# Forum Argomenti di discussione Manovre fiscali, legge stabilità e Finanziarie  scorporo terreno indicazione stato patr.

## vale

salve volevo una conferma: un cliente in contabilità ordinaria possiede un fabbricato, che poi è quello dove si svolge l'attività, la comprato lo scorso anno, però è entrato in funzione quest'anno, ora mi chiedo per lo scorporo del terreno dovrai fare una registrazione che va a diminuire lo stato patrimoniale giusto se e' si quale?? fabbricati a sopravvenienze passive????

----------


## Robi

Posso dirti che non farei la tua registrazione? Per un motivo ben preciso che il bilancio (e in teoria non solo società di capitali) non deve avere inquinamenti fiscali, ed essendo lo scorporo del terreno una normativa esclusivamente fiscale, non procederei ad una tale scrittura. 
Tutt'al più se proprio vuoi evidenziare il valore del terreno storna il fabbricato alla voce "Terreni det.
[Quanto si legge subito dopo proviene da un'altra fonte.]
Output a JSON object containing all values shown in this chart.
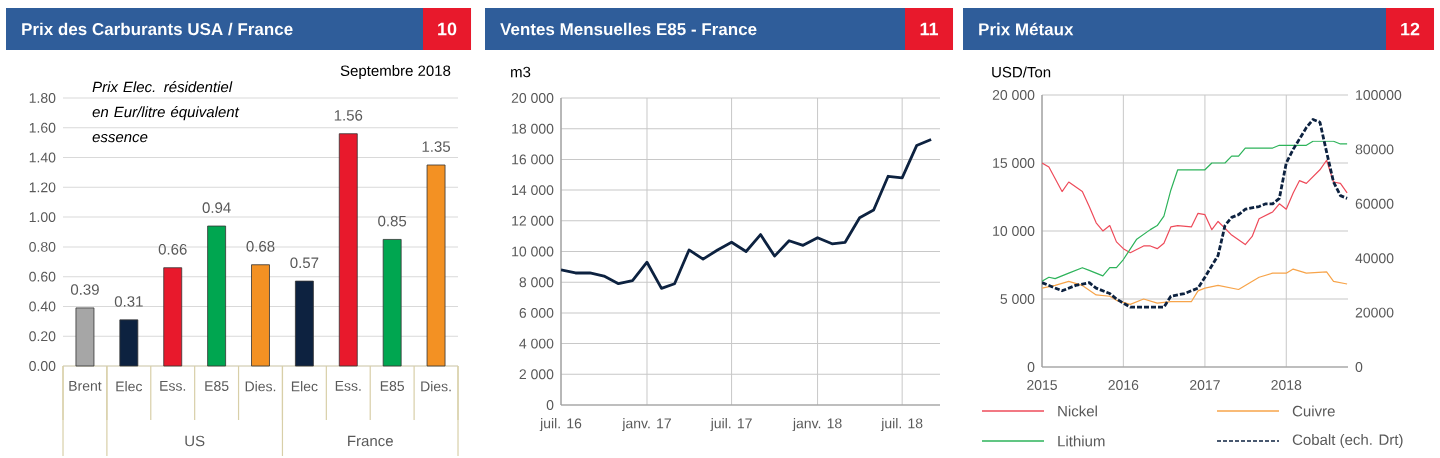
{
  "chart_data": [
    {
      "type": "bar",
      "title": "Prix des Carburants USA / France",
      "categories": [
        "Brent",
        "Elec",
        "Ess.",
        "E85",
        "Dies.",
        "Elec",
        "Ess.",
        "E85",
        "Dies."
      ],
      "values": [
        0.39,
        0.31,
        0.66,
        0.94,
        0.68,
        0.57,
        1.56,
        0.85,
        1.35
      ],
      "colors": [
        "#a6a6a6",
        "#0d2240",
        "#e8192c",
        "#00a650",
        "#f39123",
        "#0d2240",
        "#e8192c",
        "#00a650",
        "#f39123"
      ],
      "ylim": [
        0,
        1.8
      ],
      "yticks": [
        {
          "value": 0,
          "label": "0.00"
        },
        {
          "value": 0.2,
          "label": "0.20"
        },
        {
          "value": 0.4,
          "label": "0.40"
        },
        {
          "value": 0.6,
          "label": "0.60"
        },
        {
          "value": 0.8,
          "label": "0.80"
        },
        {
          "value": 1.0,
          "label": "1.00"
        },
        {
          "value": 1.2,
          "label": "1.20"
        },
        {
          "value": 1.4,
          "label": "1.40"
        },
        {
          "value": 1.6,
          "label": "1.60"
        },
        {
          "value": 1.8,
          "label": "1.80"
        }
      ],
      "grid": "y",
      "data_labels": true,
      "annotations": [
        "10",
        "*Prix Elec. résidentiel en Eur/litre équivalent essence*",
        "Septembre 2018",
        "US",
        "France"
      ]
    },
    {
      "type": "line",
      "title": "Ventes Mensuelles E85 - France",
      "ylabel": "m3",
      "x": [
        "2016-07",
        "2016-08",
        "2016-09",
        "2016-10",
        "2016-11",
        "2016-12",
        "2017-01",
        "2017-02",
        "2017-03",
        "2017-04",
        "2017-05",
        "2017-06",
        "2017-07",
        "2017-08",
        "2017-09",
        "2017-10",
        "2017-11",
        "2017-12",
        "2018-01",
        "2018-02",
        "2018-03",
        "2018-04",
        "2018-05",
        "2018-06",
        "2018-07",
        "2018-08",
        "2018-09"
      ],
      "values": [
        8800,
        8600,
        8600,
        8400,
        7900,
        8100,
        9300,
        7600,
        7900,
        10100,
        9500,
        10100,
        10600,
        10000,
        11100,
        9700,
        10700,
        10400,
        10900,
        10500,
        10600,
        12200,
        12700,
        14900,
        14800,
        16900,
        17300
      ],
      "color": "#0d2240",
      "xlim": [
        "2016-07",
        "2018-09-20"
      ],
      "xticks": [
        {
          "value": "2016-07",
          "label": "juil. 16"
        },
        {
          "value": "2017-01",
          "label": "janv. 17"
        },
        {
          "value": "2017-07",
          "label": "juil. 17"
        },
        {
          "value": "2018-01",
          "label": "janv. 18"
        },
        {
          "value": "2018-07",
          "label": "juil. 18"
        }
      ],
      "ylim": [
        0,
        20000
      ],
      "yticks": [
        0,
        {
          "value": 2000,
          "label": "2 000"
        },
        {
          "value": 4000,
          "label": "4 000"
        },
        {
          "value": 6000,
          "label": "6 000"
        },
        {
          "value": 8000,
          "label": "8 000"
        },
        {
          "value": 10000,
          "label": "10 000"
        },
        {
          "value": 12000,
          "label": "12 000"
        },
        {
          "value": 14000,
          "label": "14 000"
        },
        {
          "value": 16000,
          "label": "16 000"
        },
        {
          "value": 18000,
          "label": "18 000"
        },
        {
          "value": 20000,
          "label": "20 000"
        }
      ],
      "grid": true,
      "annotations": [
        "11"
      ]
    },
    {
      "type": "line",
      "title": "Prix Métaux",
      "ylabel": "USD/Ton",
      "series": [
        {
          "name": "Nickel",
          "color": "#ee4b5a",
          "x": [
            "2015-01",
            "2015-02",
            "2015-04",
            "2015-05",
            "2015-07",
            "2015-08",
            "2015-09",
            "2015-10",
            "2015-11",
            "2015-12",
            "2016-01",
            "2016-02",
            "2016-04",
            "2016-05",
            "2016-06",
            "2016-07",
            "2016-08",
            "2016-09",
            "2016-11",
            "2016-12",
            "2017-01",
            "2017-02",
            "2017-03",
            "2017-04",
            "2017-05",
            "2017-07",
            "2017-08",
            "2017-09",
            "2017-11",
            "2017-12",
            "2018-01",
            "2018-02",
            "2018-03",
            "2018-04",
            "2018-06",
            "2018-07",
            "2018-08",
            "2018-09",
            "2018-10"
          ],
          "values": [
            15000,
            14700,
            12900,
            13600,
            12900,
            11800,
            10600,
            10000,
            10400,
            9200,
            8700,
            8400,
            8900,
            8900,
            8700,
            9100,
            10300,
            10400,
            10300,
            11300,
            11200,
            10100,
            10700,
            10200,
            9700,
            9000,
            9600,
            10900,
            11400,
            12000,
            11600,
            12800,
            13700,
            13500,
            14500,
            15200,
            13600,
            13500,
            12800
          ]
        },
        {
          "name": "Cuivre",
          "color": "#f7a44a",
          "x": [
            "2015-01",
            "2015-03",
            "2015-05",
            "2015-07",
            "2015-09",
            "2015-11",
            "2015-12",
            "2016-02",
            "2016-04",
            "2016-06",
            "2016-08",
            "2016-11",
            "2016-12",
            "2017-01",
            "2017-03",
            "2017-06",
            "2017-07",
            "2017-09",
            "2017-11",
            "2018-01",
            "2018-02",
            "2018-04",
            "2018-07",
            "2018-08",
            "2018-10"
          ],
          "values": [
            5800,
            6000,
            6300,
            6000,
            5300,
            5200,
            4900,
            4600,
            5000,
            4700,
            4800,
            4800,
            5600,
            5800,
            6000,
            5700,
            6000,
            6600,
            6900,
            6900,
            7200,
            6900,
            7000,
            6300,
            6100
          ]
        },
        {
          "name": "Lithium",
          "color": "#2db35a",
          "x": [
            "2015-01",
            "2015-02",
            "2015-03",
            "2015-05",
            "2015-07",
            "2015-08",
            "2015-10",
            "2015-11",
            "2015-12",
            "2016-01",
            "2016-03",
            "2016-05",
            "2016-06",
            "2016-07",
            "2016-08",
            "2016-09",
            "2016-11",
            "2017-01",
            "2017-02",
            "2017-04",
            "2017-05",
            "2017-06",
            "2017-07",
            "2017-11",
            "2017-12",
            "2018-04",
            "2018-05",
            "2018-08",
            "2018-09",
            "2018-10"
          ],
          "values": [
            6300,
            6600,
            6500,
            6900,
            7300,
            7100,
            6700,
            7300,
            7300,
            7900,
            9400,
            10100,
            10400,
            11100,
            13000,
            14500,
            14500,
            14500,
            15000,
            15000,
            15500,
            15500,
            16100,
            16100,
            16300,
            16300,
            16600,
            16600,
            16400,
            16400
          ]
        },
        {
          "name": "Cobalt (ech. Drt)",
          "color": "#0d2240",
          "axis": "y2",
          "line_style": "dashed",
          "x": [
            "2015-01",
            "2015-04",
            "2015-06",
            "2015-08",
            "2015-09",
            "2015-11",
            "2015-12",
            "2016-02",
            "2016-07",
            "2016-08",
            "2016-10",
            "2016-12",
            "2017-01",
            "2017-03",
            "2017-04",
            "2017-05",
            "2017-06",
            "2017-07",
            "2017-09",
            "2017-10",
            "2017-11",
            "2017-12",
            "2018-01",
            "2018-02",
            "2018-04",
            "2018-05",
            "2018-06",
            "2018-07",
            "2018-08",
            "2018-09",
            "2018-10"
          ],
          "values": [
            31000,
            28000,
            30000,
            31000,
            29000,
            27000,
            25000,
            22000,
            22000,
            26000,
            27000,
            29000,
            33000,
            41000,
            52000,
            55000,
            56000,
            58000,
            59000,
            60000,
            60000,
            62000,
            75000,
            80000,
            88000,
            91000,
            90000,
            79000,
            68000,
            63000,
            62000
          ]
        }
      ],
      "xlim": [
        "2015-01",
        "2018-10-05"
      ],
      "xticks": [
        "2015",
        "2016",
        "2017",
        "2018"
      ],
      "ylim": [
        0,
        20000
      ],
      "yticks": [
        0,
        {
          "value": 5000,
          "label": "5 000"
        },
        {
          "value": 10000,
          "label": "10 000"
        },
        {
          "value": 15000,
          "label": "15 000"
        },
        {
          "value": 20000,
          "label": "20 000"
        }
      ],
      "y2lim": [
        0,
        100000
      ],
      "y2ticks": [
        0,
        20000,
        40000,
        60000,
        80000,
        100000
      ],
      "grid": true,
      "legend": "bottom",
      "annotations": [
        "12"
      ]
    }
  ]
}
L. 286/2006" (sempre che il valore del terreno non sia autonomamente determinato). Poi ammortizzerei ogni anno quella posta terreni (seguendo l'ammortamento civilistico del fabbricato) e in Unico andrebbe ripresa fiscalmente nel RF 24 (unico s.p.) ed i relativi righi RS26 e/o RS27.
Dirò che non è il massimo delle scritture e non mette al riparo dall'inquinamento di bilancio, ma ha l'unico pregio di essere pratica.
Ciao

----------